Tantissimi i volti che hanno fatto la storia dell’Avellino Calcio,  in occasione della presentazione del libro Lupi per sempre di Felice D’Aliasi, oggi pomeriggio all’Hotel de la Ville, dove si respirava un’aria gioviale e di festa, quella dei vecchi amici che si ritrovano! Abbiamo, così, fatto qualche scatto e rubato qualche dichiarazione ai big dal glorioso passato biancoverde.

Iniziamo con Mister Franco Colomba: “Ad Avellino torno di tanto in tanto, poiché vengo spesso da queste parti, del resto sono stato allenatore qui, qualche anno fa. Nel libro di Felice ci sono migliaia e migliaia di aneddoti, staremo a vedere cosa è stato riportato, sono molto curioso”.

Vincenzo Riccio, ex centrocampista dei primi anni 2000: “È un’iniziativa bellissima, oltre a rivedere i vecchi amici con cui ho giocato perché ho militato nell’Avellino parecchi anni, ho incontrato anche tanti giocatori che sono più grandi di me a cui ho fatto il raccattapalle da bambino! Quindi è un’emozione fortissima, vederli…tutti ‘un pochino’ invecchiati – poi corregge il tiro – diciamo più cresciuti, fa un certo effetto. Da tifoso spero che l’Avellino si salvi quest’anno. È dura perché non sta messo troppo troppo bene, però spero che con il mercato di gennaio possa riprendersi”.

Riconoscibilissimi nella folla i fratelli Piga, di cui parla Mario che dichiara con fermezza: “Avellino chiama e noi rispondiamo sempre presente, diversamente non potrebbe essere. Credo che il nostro percorso calcistico ci abbia portato ad averebi migliori trionfi qui in iroinia. Abbiamo conosciuto della gente splendida ed è un rapporto che si è consolidato sempre più con il tempo. Credo che ci sia un amore sviscerato tra noi e voi e spero che continui in eterno”.

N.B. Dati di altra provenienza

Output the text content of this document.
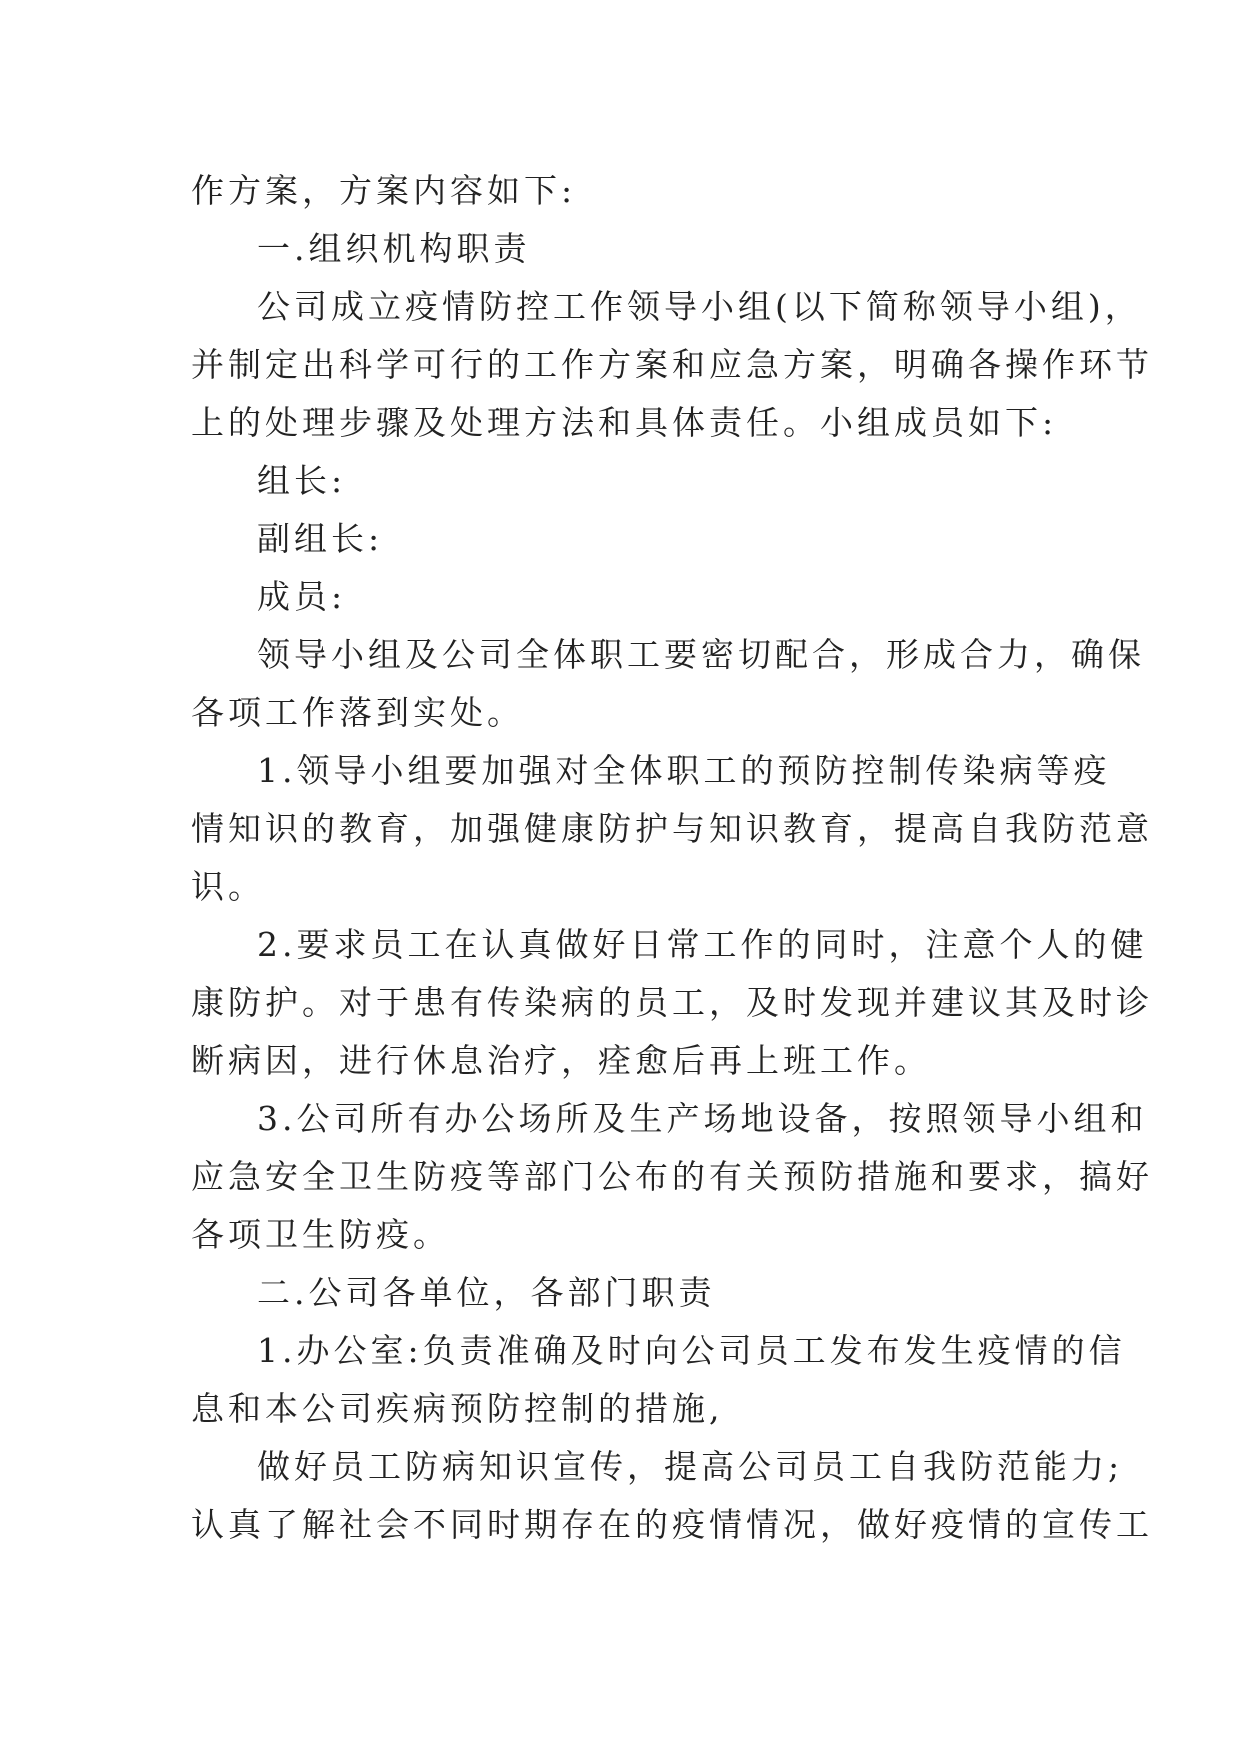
作方案，方案内容如下:

一.组织机构职责

公司成立疫情防控工作领导小组(以下简称领导小组)，

并制定出科学可行的工作方案和应急方案，明确各操作环节

上的处理步骤及处理方法和具体责任。小组成员如下:

组长:

副组长:

成员:

领导小组及公司全体职工要密切配合，形成合力，确保

各项工作落到实处。

1.领导小组要加强对全体职工的预防控制传染病等疫

情知识的教育，加强健康防护与知识教育，提高自我防范意

识。

2.要求员工在认真做好日常工作的同时，注意个人的健

康防护。对于患有传染病的员工，及时发现并建议其及时诊

断病因，进行休息治疗，痊愈后再上班工作。

3.公司所有办公场所及生产场地设备，按照领导小组和

应急安全卫生防疫等部门公布的有关预防措施和要求，搞好

各项卫生防疫。

二.公司各单位，各部门职责

1.办公室:负责准确及时向公司员工发布发生疫情的信

息和本公司疾病预防控制的措施,

做好员工防病知识宣传，提高公司员工自我防范能力;

认真了解社会不同时期存在的疫情情况，做好疫情的宣传工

E infine il mitico Beniamino Vignola, che preferisce parlare di emozioni, quelle del ritorno nella terra dei lupi:”È un rientro emozionante, sono trent’anni che mancavo da questa città, perché vivo a Verona, non faccio più calcio, quindi non ci sono state mai occasioni per poter venire. È stata per me una grande emozione infatti, prima di venire in albergo, ho fatto un po’ il giro dei posti di quella che era la mia vita quando ero qua, io vivevo a Mercogliano, ho visto il Viale del Centro, poi rivedere tanti amici, tante persone che conoscevo, è stata una sensazione bellissima. Ho seguito un po’ l’Avellino quest’anno, anche perché il mio Verona è nella stessa categoria; l’unico consiglio che mi sento di dire è che la piazza di Avellino con la sua gente, merita molto di più della serie B”.

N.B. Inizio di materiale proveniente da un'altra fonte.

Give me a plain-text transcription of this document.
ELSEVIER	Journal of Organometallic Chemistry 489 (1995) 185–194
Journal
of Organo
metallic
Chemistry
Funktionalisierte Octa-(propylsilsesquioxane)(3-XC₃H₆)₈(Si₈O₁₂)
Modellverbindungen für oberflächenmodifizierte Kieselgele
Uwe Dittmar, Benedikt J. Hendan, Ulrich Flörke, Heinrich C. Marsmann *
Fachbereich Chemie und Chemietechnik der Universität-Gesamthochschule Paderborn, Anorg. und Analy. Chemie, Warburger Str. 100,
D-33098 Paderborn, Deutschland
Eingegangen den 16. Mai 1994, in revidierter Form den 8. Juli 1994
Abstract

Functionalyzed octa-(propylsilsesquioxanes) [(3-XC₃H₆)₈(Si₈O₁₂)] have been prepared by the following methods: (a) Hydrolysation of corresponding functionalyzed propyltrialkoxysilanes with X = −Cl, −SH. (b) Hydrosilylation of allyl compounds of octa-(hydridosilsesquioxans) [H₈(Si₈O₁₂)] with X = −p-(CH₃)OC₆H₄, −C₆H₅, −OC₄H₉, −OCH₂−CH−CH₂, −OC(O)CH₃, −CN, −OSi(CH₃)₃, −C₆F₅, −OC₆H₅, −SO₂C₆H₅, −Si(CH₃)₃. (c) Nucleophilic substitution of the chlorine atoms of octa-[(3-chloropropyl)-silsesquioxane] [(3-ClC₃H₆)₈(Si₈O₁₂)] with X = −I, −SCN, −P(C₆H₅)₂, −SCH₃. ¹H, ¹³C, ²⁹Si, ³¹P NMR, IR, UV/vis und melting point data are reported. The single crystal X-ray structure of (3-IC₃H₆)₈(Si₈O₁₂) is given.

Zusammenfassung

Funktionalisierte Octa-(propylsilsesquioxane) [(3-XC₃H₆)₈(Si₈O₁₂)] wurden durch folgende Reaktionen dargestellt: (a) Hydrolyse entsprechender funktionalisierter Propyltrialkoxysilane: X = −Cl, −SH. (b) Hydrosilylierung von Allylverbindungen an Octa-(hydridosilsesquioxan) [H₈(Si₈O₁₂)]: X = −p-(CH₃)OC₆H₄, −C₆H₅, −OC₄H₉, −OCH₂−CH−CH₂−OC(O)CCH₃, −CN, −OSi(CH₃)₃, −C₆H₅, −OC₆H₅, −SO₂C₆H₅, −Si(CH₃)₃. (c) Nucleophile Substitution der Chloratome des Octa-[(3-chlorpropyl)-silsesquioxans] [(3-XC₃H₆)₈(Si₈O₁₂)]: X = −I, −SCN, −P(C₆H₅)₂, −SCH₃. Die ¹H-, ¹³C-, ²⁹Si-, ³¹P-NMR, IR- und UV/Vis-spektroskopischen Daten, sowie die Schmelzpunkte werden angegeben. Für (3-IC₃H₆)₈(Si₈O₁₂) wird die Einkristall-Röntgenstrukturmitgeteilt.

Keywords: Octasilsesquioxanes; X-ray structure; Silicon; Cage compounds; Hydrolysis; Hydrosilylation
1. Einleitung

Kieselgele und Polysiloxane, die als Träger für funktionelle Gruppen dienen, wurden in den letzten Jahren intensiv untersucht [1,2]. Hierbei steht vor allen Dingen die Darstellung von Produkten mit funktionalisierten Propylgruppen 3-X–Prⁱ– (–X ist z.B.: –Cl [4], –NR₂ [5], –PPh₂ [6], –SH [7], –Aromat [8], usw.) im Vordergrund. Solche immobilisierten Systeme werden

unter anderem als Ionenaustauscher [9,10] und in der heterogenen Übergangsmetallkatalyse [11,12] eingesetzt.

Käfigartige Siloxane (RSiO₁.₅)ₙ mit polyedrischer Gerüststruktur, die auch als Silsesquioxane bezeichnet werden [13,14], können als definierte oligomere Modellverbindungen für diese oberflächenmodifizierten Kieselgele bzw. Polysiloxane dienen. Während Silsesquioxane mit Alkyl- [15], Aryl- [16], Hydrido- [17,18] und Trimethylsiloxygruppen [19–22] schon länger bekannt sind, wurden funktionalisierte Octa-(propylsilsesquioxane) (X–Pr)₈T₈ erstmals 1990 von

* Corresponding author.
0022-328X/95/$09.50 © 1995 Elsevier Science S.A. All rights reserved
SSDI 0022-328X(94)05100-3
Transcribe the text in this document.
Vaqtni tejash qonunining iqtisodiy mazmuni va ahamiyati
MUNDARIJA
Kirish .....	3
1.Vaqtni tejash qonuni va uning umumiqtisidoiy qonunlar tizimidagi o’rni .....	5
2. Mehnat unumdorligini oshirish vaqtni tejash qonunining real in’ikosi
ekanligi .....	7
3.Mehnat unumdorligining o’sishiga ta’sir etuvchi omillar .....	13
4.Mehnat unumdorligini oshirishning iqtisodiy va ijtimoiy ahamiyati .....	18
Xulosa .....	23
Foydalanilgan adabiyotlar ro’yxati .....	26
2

La serata è quindi stata un successo, un insieme di forti sentimenti con testimonianze dirette relativamente alla storia dell’Avellino a partire dagli anni ’50. Particolarmente toccante il momento che ha visto sul palco il figlio dell’indimenticato Giampietro Tagliaferri e la moglie con le figlie del capitano Adriano Lombardi, premiati con una targa in memoria degli amati ex calciatori biancoverdi.

Un bel momento per tutti i tifosi, un tuffo nel passato e nella storia del nostro glorioso club, che speriamo sia di buon auspicio per gli anni che verrano. Il sogno di tutti è innegabilmente legato ai successi sportivi che ogni lupo sintetizza in una sola lettera: la A di Avellino!